THX is a high-fidelity audio/visual reproduction standard for movie theaters, screening rooms, home theaters, computer speakers, gaming consoles, and car audio systems. The current THX was created in 2002, when it spun off from Lucasfilm; THX was developed in 1983 by Tomlinson Holman at George Lucas's company Lucasfilm to ensure that the soundtrack for the third Star Wars film, Star Wars Episode VI: Return of the Jedi, would be accurately reproduced in the best venues. THX was named after Holman, with the "X" standing for crossover as well as an homage to Lucas's first film, THX 1138. The distinctive crescendo used in the THX trailers, created by Holman's co-worker James A. Moorer, is known as the "Deep Note".

The THX system is not a recording technology, and it does not specify a sound recording format: all sound formats, whether digital (Dolby Digital, SDDS, etc.) or analog (Dolby Stereo, Ultra-Stereo, etc.), can be "shown in THX." THX is mainly a quality assurance system. THX-certified theaters provide a high-quality, predictable playback environment to ensure that any film soundtrack mixed in THX will sound as near as possible to the intentions of the mixing engineer.
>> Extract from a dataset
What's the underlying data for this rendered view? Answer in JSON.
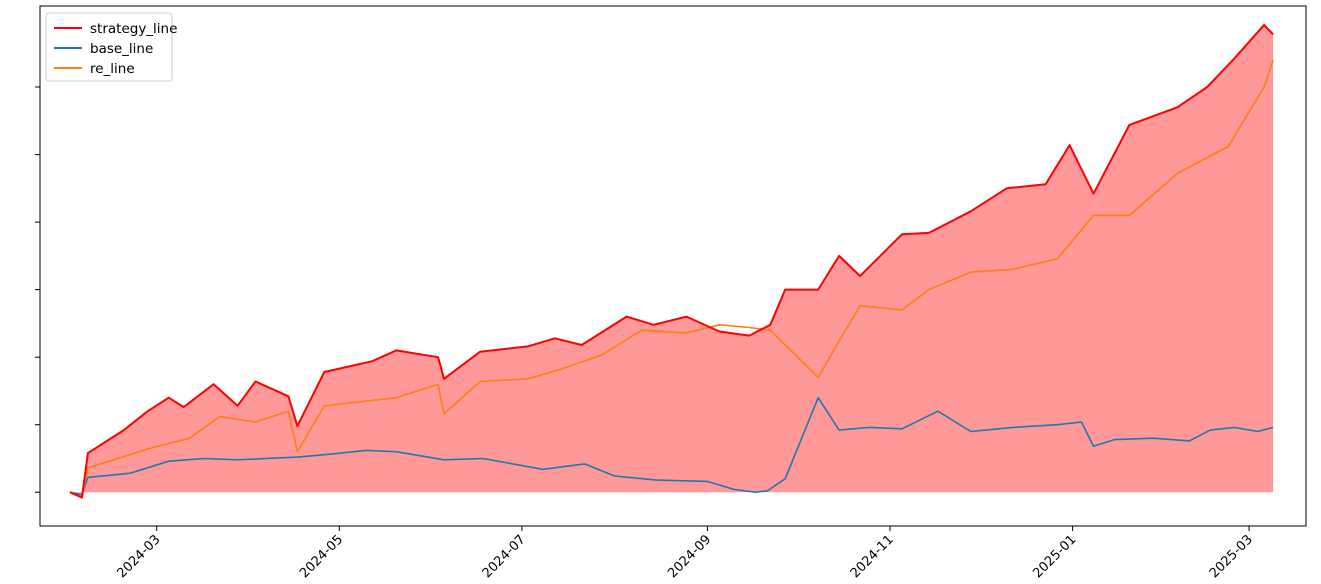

THX also provides certified theaters with a special audio crossover circuit whose use is part of the standard. Certification of an auditorium entails specific acoustic and other technical requirements; architectural requirements include acoustically-treated walls, no parallel walls to reduce standing wave, a perforated screen to allow continuity and rating for background noise.

THX is currently owned by Audio Equipment Manufacturer Razer, Inc.